WASHINGTON – Yesterday, U.S. Senators Amy Klobuchar (D-MN) and Tina Smith (D-MN) announced that following years of advocacy and leadership to extend permanent residency status to Liberians, the National Defense Authorization Act (NDAA), which includes a provision to allow eligible Liberians living in the United States currently on the temporary immigration status of Deferred Enforced Departure (DED) to continue living legally in the U.S. and get on a pathway to earning U.S. citizenship, has passed the Senate. The legislation passed the U.S. House of Representatives last week and after Senate passage now heads to the President’s desk to be signed into law.
“Our work to secure a path to citizenship for eligible Liberians here in America is one step closer to finally becoming law,” Klobuchar said. “There has been a vibrant Liberian community in Minnesota for decades, and they are an important part of our state, where they serve as business owners, teachers, and health care workers. This hard fought step toward permanent citizenship is well-deserved for this community that has worked hard and played by the rules.”
“We fought—alongside brave community members who made their voices heard—to extend humanitarian protections for Liberians because these people deserve the opportunity to become American citizens,” Smith said. “Creating a pathway to citizenship is a historic step for Congress, and it’s the right step for us to take for Liberian families in Minnesota and across America.”

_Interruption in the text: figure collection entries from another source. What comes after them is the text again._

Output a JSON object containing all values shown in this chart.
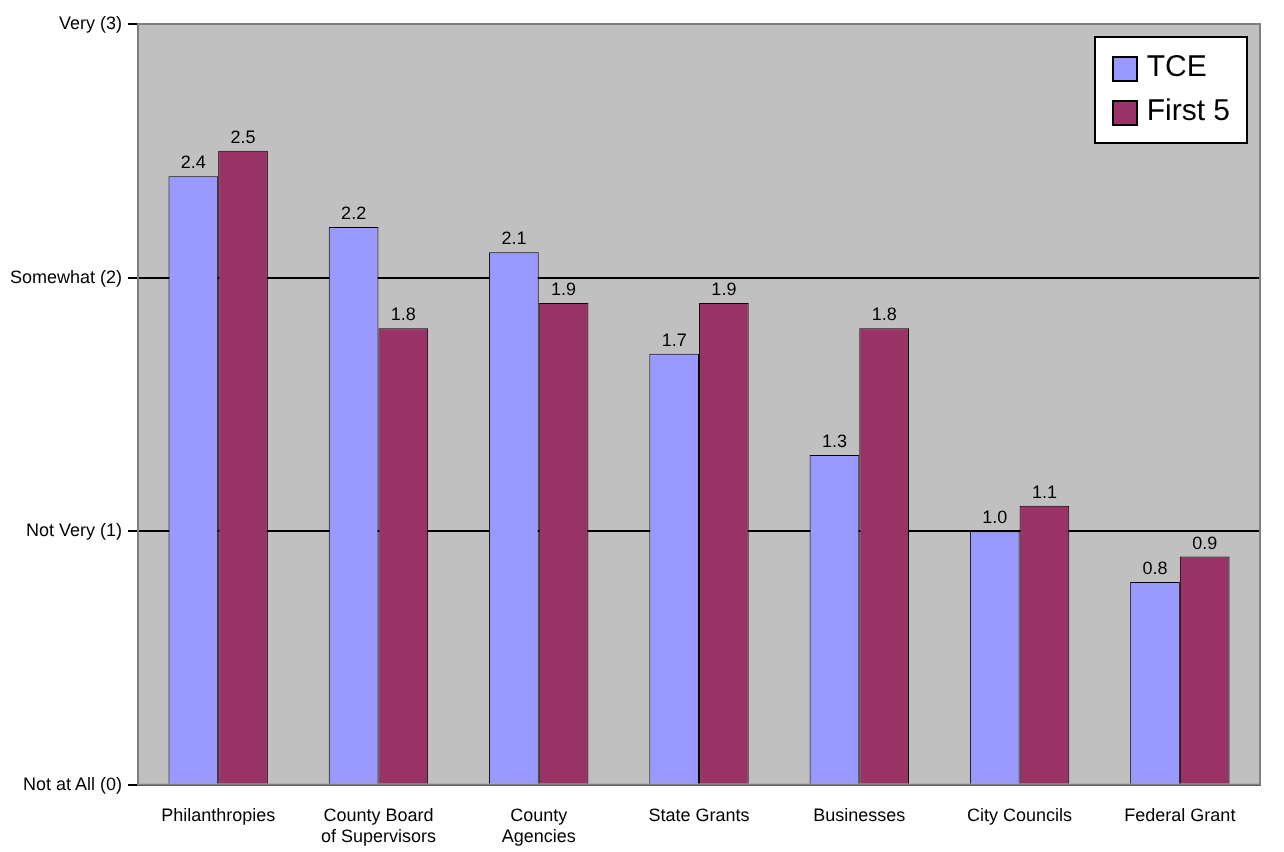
{
  "chart_data": {
    "type": "bar",
    "categories": [
      "Philanthropies",
      "County Board of Supervisors",
      "County Agencies",
      "State Grants",
      "Businesses",
      "City Councils",
      "Federal Grant"
    ],
    "series": [
      {
        "name": "TCE",
        "color": "#9999ff",
        "values": [
          2.4,
          2.2,
          2.1,
          1.7,
          1.3,
          1.0,
          0.8
        ],
        "value_labels": [
          "2.4",
          "2.2",
          "2.1",
          "1.7",
          "1.3",
          "1.0",
          "0.8"
        ]
      },
      {
        "name": "First 5",
        "color": "#993366",
        "values": [
          2.5,
          1.8,
          1.9,
          1.9,
          1.8,
          1.1,
          0.9
        ],
        "value_labels": [
          "2.5",
          "1.8",
          "1.9",
          "1.9",
          "1.8",
          "1.1",
          "0.9"
        ]
      }
    ],
    "ylim": [
      0,
      3
    ],
    "yticks": [
      {
        "value": 0,
        "label": "Not at All (0)"
      },
      {
        "value": 1,
        "label": "Not Very (1)"
      },
      {
        "value": 2,
        "label": "Somewhat (2)"
      },
      {
        "value": 3,
        "label": "Very (3)"
      }
    ],
    "grid": "y",
    "legend": "top right"
  }
}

Klobuchar has been urgently requesting that the Administration extend these protections for Liberians. Since 2007, Klobuchar has cosponsored the Liberian Refugee Immigration Fairness Act, led by Senator Jack Reed (D-RI), which would allow eligible Liberians to apply for permanent residency and provide them with a pathway to citizenship. The provision in NDAA is based on that legislation. She has also cosponsored the Safe Environment from Countries Under Repression and in Emergency (SECURE) Act, which would allow qualified Temporary Protected Status (TPS) and DED recipients to apply for legal permanent residency, since it was first introduced in 2017.
Smith started fighting for the Liberian community as soon as she joined the Senate in 2018. In January 2018, Smith joined Senator Jack Reed (D-R.I.) in sending a letter to the Trump Administration asking him to extend DED protections. Smith then cosponsored Senator Reed’s Liberian Refugee Immigration Fairness Act, to provide a pathway to citizenship for qualifying Liberians. Smith continued the fight in early 2019, when she penned an op-ed in the Star Tribune calling on the administration to extend DED protections. After months of continued pressure on the White House, Senator Smith suggested a strategy to move the Liberian Refugee Immigration Fairness Act through Congress. Smith urged Senator Reed to introduce an amendment to the annual defense authorization bill offering protections for Liberians. Smith and Reed ultimately co-led this amendment, passing into law a pathway to citizenship for eligible Liberians.
Klobuchar has also emphasized the need to extend Deferred Enforced Departure (DED) to Administration officials and Senate leaders. Klobuchar and Smith sent a letter to Senate Majority Leader Mitch McConnell (R-KY) in March urging him to allow the Senate to consider legislation to extend protected status for Liberian recipients of DED. In February, Klobuchar, Smith, and U.S. Representatives Angie Craig (D-MN), Dean Phillips (D-MN), Betty McCollum (D-MN), Ilhan Omar (D-MN), and Collin Peterson (D-MN) sent a letter to President Trump asking him to extend protected status for Liberians in the United States, allowing recipients to remain in the country legally and receive work authorization. One month later, in March, the Administration announced a one-year extension of DED for Liberians.